Though Wright agrees school should remain online, he believes students “should be allowed to sign waivers to be able to participate in extracurricular activities.” He continues to go to the gym and play baseball, a “risk [he] is willing to take.” 

Comparable to Wright, Freshman JV lacrosse player Tallulah Wall feels the effects of COVID-19 aren’t personal to her. 

“I’m well aware it’s a problem and many people have died and will die,” Wall said. “It’s something that doesn’t feel real right now and even if I were to get there’s like a 0.01% chance I would die.” 

Crespino, on the other hand, acts, not out of fear for herself, but of that for loved ones. 

“I try to only hang out with one or two friends at a time, and try not to touch any surfaces that are in public spaces,” Crespino said. “This isn’t about me. Chances are, I’ll get the disease and be fine. But being exposed to so many people could really hurt someone I love, and I’m not willing to sacrifice them.”

Similarly, Carr believes, with self-quarantining and social distancing, humans can overcome COVID-19.

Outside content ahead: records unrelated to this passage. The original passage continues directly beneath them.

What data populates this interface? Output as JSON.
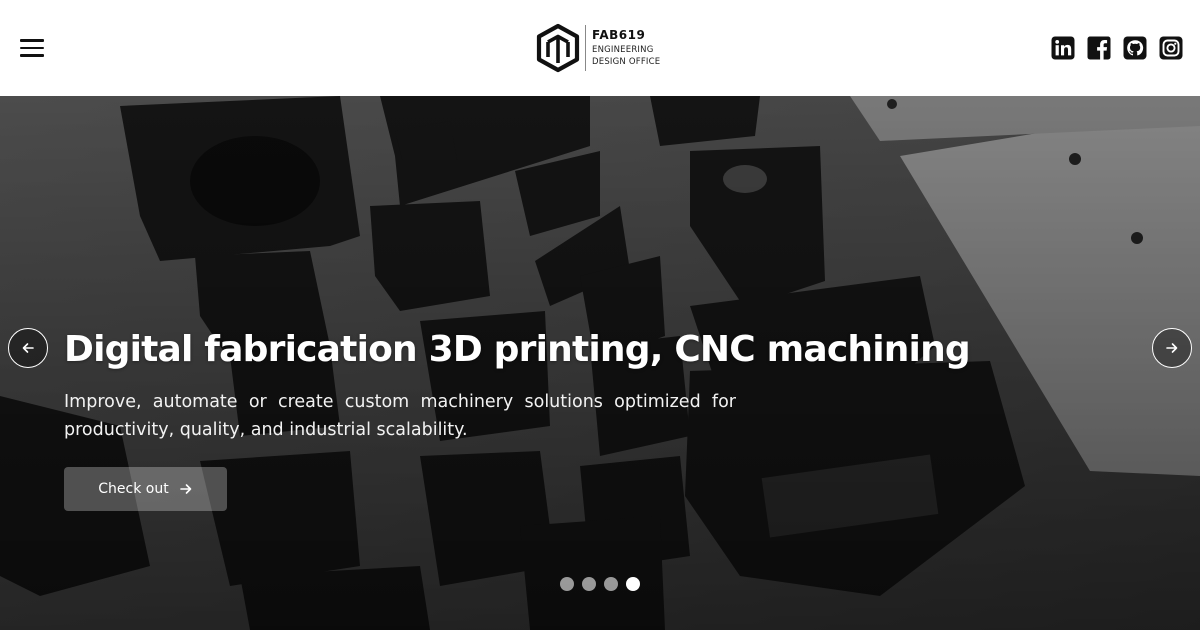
{
  "header": {
    "menu_icon": "hamburger-menu-icon",
    "logo": {
      "name": "FAB619",
      "line1": "ENGINEERING",
      "line2": "DESIGN OFFICE"
    },
    "social": [
      {
        "icon": "linkedin-icon",
        "label": "LinkedIn"
      },
      {
        "icon": "facebook-icon",
        "label": "Facebook"
      },
      {
        "icon": "github-icon",
        "label": "GitHub"
      },
      {
        "icon": "instagram-icon",
        "label": "Instagram"
      }
    ]
  },
  "hero": {
    "title": "Digital fabrication 3D printing, CNC machining",
    "description": "Improve, automate or create custom machinery solutions optimized for productivity, quality, and industrial scalability.",
    "cta_label": "Check out",
    "prev_icon": "arrow-left-icon",
    "next_icon": "arrow-right-icon",
    "slides_total": 4,
    "active_slide": 4
  },
  "colors": {
    "header_bg": "#ffffff",
    "text_dark": "#111111",
    "hero_text": "#ffffff"
  }
}
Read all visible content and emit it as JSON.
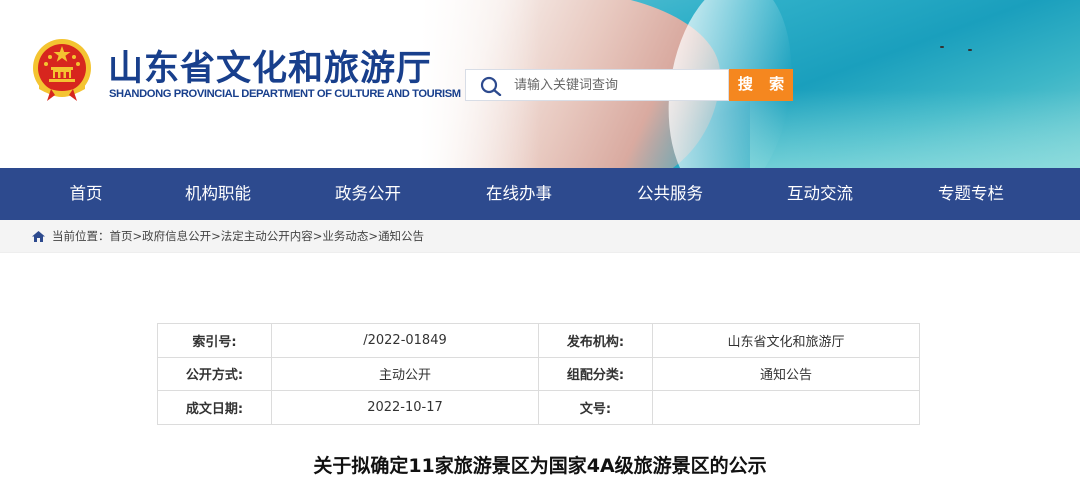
{
  "site": {
    "title_cn": "山东省文化和旅游厅",
    "title_en": "SHANDONG PROVINCIAL DEPARTMENT OF CULTURE AND TOURISM"
  },
  "search": {
    "placeholder": "请输入关键词查询",
    "button_label": "搜 索"
  },
  "nav": {
    "items": [
      {
        "label": "首页"
      },
      {
        "label": "机构职能"
      },
      {
        "label": "政务公开"
      },
      {
        "label": "在线办事"
      },
      {
        "label": "公共服务"
      },
      {
        "label": "互动交流"
      },
      {
        "label": "专题专栏"
      }
    ]
  },
  "breadcrumb": {
    "prefix": "当前位置：",
    "items": [
      "首页",
      "政府信息公开",
      "法定主动公开内容",
      "业务动态",
      "通知公告"
    ],
    "separator": ">"
  },
  "meta": {
    "rows": [
      [
        {
          "k": "索引号:",
          "v": "/2022-01849"
        },
        {
          "k": "发布机构:",
          "v": "山东省文化和旅游厅"
        }
      ],
      [
        {
          "k": "公开方式:",
          "v": "主动公开"
        },
        {
          "k": "组配分类:",
          "v": "通知公告"
        }
      ],
      [
        {
          "k": "成文日期:",
          "v": "2022-10-17"
        },
        {
          "k": "文号:",
          "v": ""
        }
      ]
    ]
  },
  "article": {
    "title": "关于拟确定11家旅游景区为国家4A级旅游景区的公示"
  },
  "colors": {
    "brand_blue": "#183f8c",
    "nav_bg": "#2d4a8e",
    "search_button": "#f5871f"
  }
}
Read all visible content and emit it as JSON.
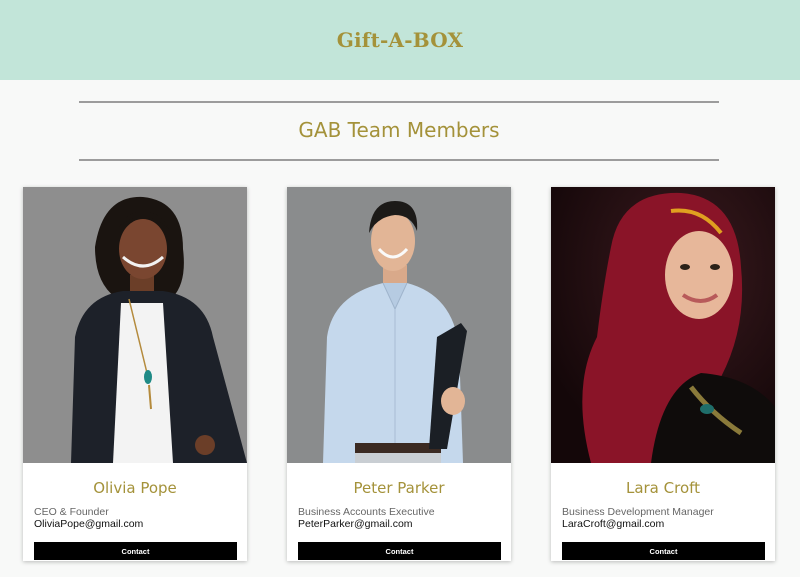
{
  "header": {
    "brand": "Gift-A-BOX",
    "background": "#c2e5d9",
    "accent": "#a4923a"
  },
  "section": {
    "title": "GAB Team Members"
  },
  "members": [
    {
      "photo": "woman-in-black-blazer-portrait",
      "name": "Olivia Pope",
      "role": "CEO & Founder",
      "email": "OliviaPope@gmail.com",
      "contact_label": "Contact"
    },
    {
      "photo": "man-in-light-blue-shirt-holding-folder-portrait",
      "name": "Peter Parker",
      "role": "Business Accounts Executive",
      "email": "PeterParker@gmail.com",
      "contact_label": "Contact"
    },
    {
      "photo": "woman-in-red-hijab-portrait",
      "name": "Lara Croft",
      "role": "Business Development Manager",
      "email": "LaraCroft@gmail.com",
      "contact_label": "Contact"
    }
  ]
}
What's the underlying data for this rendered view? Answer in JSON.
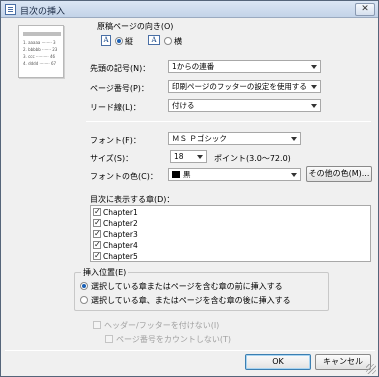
{
  "window": {
    "title": "目次の挿入",
    "close_glyph": "✕"
  },
  "preview": {
    "lines": [
      "1. aaaaa ········ 3",
      "2. bbbbb ······· 23",
      "3. ccc ·········· 46",
      "4. dddd ········ 67"
    ]
  },
  "orientation": {
    "label": "原稿ページの向き(O)",
    "portrait_label": "縦",
    "landscape_label": "横",
    "selected": "portrait",
    "icon_glyph": "A"
  },
  "fields": {
    "leading_symbol": {
      "label": "先頭の記号(N)：",
      "value": "1からの連番"
    },
    "page_number": {
      "label": "ページ番号(P)：",
      "value": "印刷ページのフッターの設定を使用する"
    },
    "leader": {
      "label": "リード線(L)：",
      "value": "付ける"
    },
    "font": {
      "label": "フォント(F)：",
      "value": "ＭＳ Ｐゴシック"
    },
    "size": {
      "label": "サイズ(S)：",
      "value": "18",
      "unit_hint": "ポイント(3.0〜72.0)"
    },
    "font_color": {
      "label": "フォントの色(C)：",
      "value": "黒",
      "swatch_color": "#000000",
      "more_button": "その他の色(M)..."
    }
  },
  "chapters": {
    "label": "目次に表示する章(D)：",
    "items": [
      {
        "label": "Chapter1",
        "checked": true
      },
      {
        "label": "Chapter2",
        "checked": true
      },
      {
        "label": "Chapter3",
        "checked": true
      },
      {
        "label": "Chapter4",
        "checked": true
      },
      {
        "label": "Chapter5",
        "checked": true
      }
    ]
  },
  "insert_position": {
    "label": "挿入位置(E)",
    "option_before": "選択している章またはページを含む章の前に挿入する",
    "option_after": "選択している章、またはページを含む章の後に挿入する",
    "selected": "before"
  },
  "header_footer": {
    "no_header_footer": "ヘッダー/フッターを付けない(I)",
    "no_count_pages": "ページ番号をカウントしない(T)"
  },
  "buttons": {
    "ok": "OK",
    "cancel": "キャンセル"
  }
}
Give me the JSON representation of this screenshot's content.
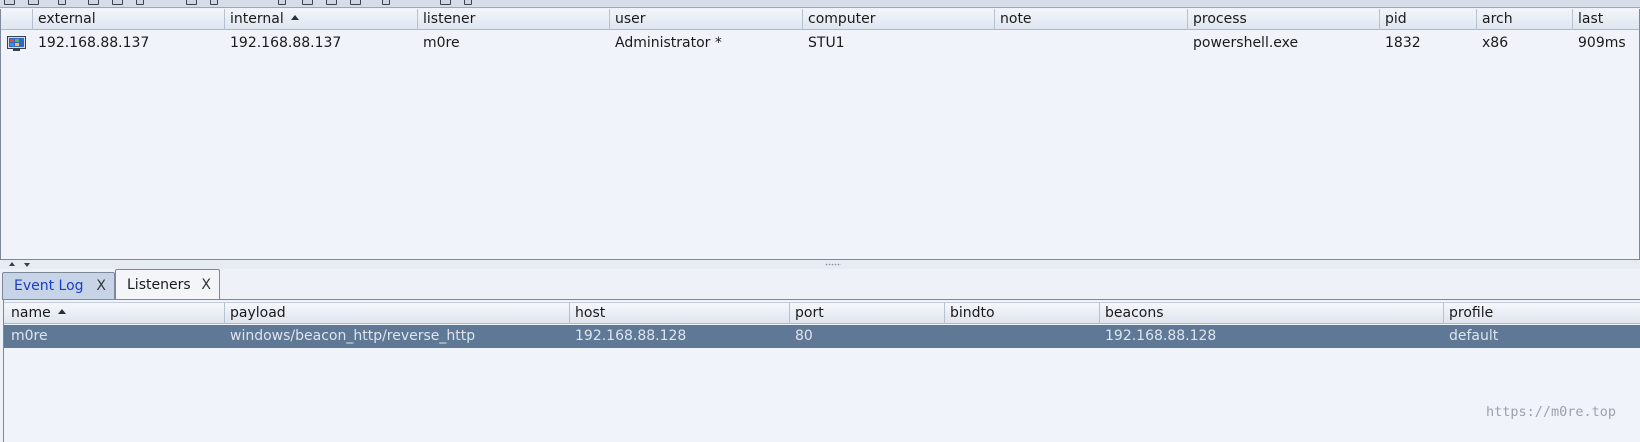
{
  "beacons": {
    "columns": [
      {
        "key": "icon",
        "label": ""
      },
      {
        "key": "external",
        "label": "external"
      },
      {
        "key": "internal",
        "label": "internal",
        "sorted": "asc"
      },
      {
        "key": "listener",
        "label": "listener"
      },
      {
        "key": "user",
        "label": "user"
      },
      {
        "key": "computer",
        "label": "computer"
      },
      {
        "key": "note",
        "label": "note"
      },
      {
        "key": "process",
        "label": "process"
      },
      {
        "key": "pid",
        "label": "pid"
      },
      {
        "key": "arch",
        "label": "arch"
      },
      {
        "key": "last",
        "label": "last"
      }
    ],
    "rows": [
      {
        "icon": "windows-beacon-icon",
        "external": "192.168.88.137",
        "internal": "192.168.88.137",
        "listener": "m0re",
        "user": "Administrator *",
        "computer": "STU1",
        "note": "",
        "process": "powershell.exe",
        "pid": "1832",
        "arch": "x86",
        "last": "909ms"
      }
    ]
  },
  "tabs": [
    {
      "label": "Event Log",
      "close": "X",
      "active": false
    },
    {
      "label": "Listeners",
      "close": "X",
      "active": true
    }
  ],
  "listeners": {
    "columns": [
      {
        "key": "name",
        "label": "name",
        "sorted": "asc"
      },
      {
        "key": "payload",
        "label": "payload"
      },
      {
        "key": "host",
        "label": "host"
      },
      {
        "key": "port",
        "label": "port"
      },
      {
        "key": "bindto",
        "label": "bindto"
      },
      {
        "key": "beacons",
        "label": "beacons"
      },
      {
        "key": "profile",
        "label": "profile"
      }
    ],
    "rows": [
      {
        "name": "m0re",
        "payload": "windows/beacon_http/reverse_http",
        "host": "192.168.88.128",
        "port": "80",
        "bindto": "",
        "beacons": "192.168.88.128",
        "profile": "default",
        "selected": true
      }
    ]
  },
  "watermark": "https://m0re.top",
  "colors": {
    "selection": "#5f7896",
    "tab_inactive": "#c7d3e6",
    "tab_link_text": "#1a3fc1"
  }
}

“While panic-shopping for toilet paper is pretty excessive, we have to keep in mind that this is a pandemic,” Carr said. “Self-quarantining and social isolation are effective ways to prevent the spread of the disease and make sure the number of cases doesn’t surpass our healthcare system’s capacity.”

As an extrovert, Carr finds social isolation to be unpleasant and difficult to maintain. 

“Luckily, I have my parents to keep me in check,” she said. “They’re allowing me to spend time with no more than four people so long as I stay six feet away from them, avoid sharing food or drinks, and wash my hands often.”

Considering students have varying levels of needs, Carr supposes that the cancellation affects some students disproportionately. She then believes that DHS should work to “meet the needs of students who rely on going to school every day, whether for food, shelter, or emotional support from the student center.” 

All students who reached out are limiting social interactions and observing social distancing to some extent. 

Since the initial email by CSD which cancelled school and extracurricular activities indefinitely, there has been no further comment on resuming extracurriculars if and when CSD schools reopen.  


* Note: all extracurriculars were not discussed within this article. The students who reached out can’t testify to all extracurriculars, only theirs.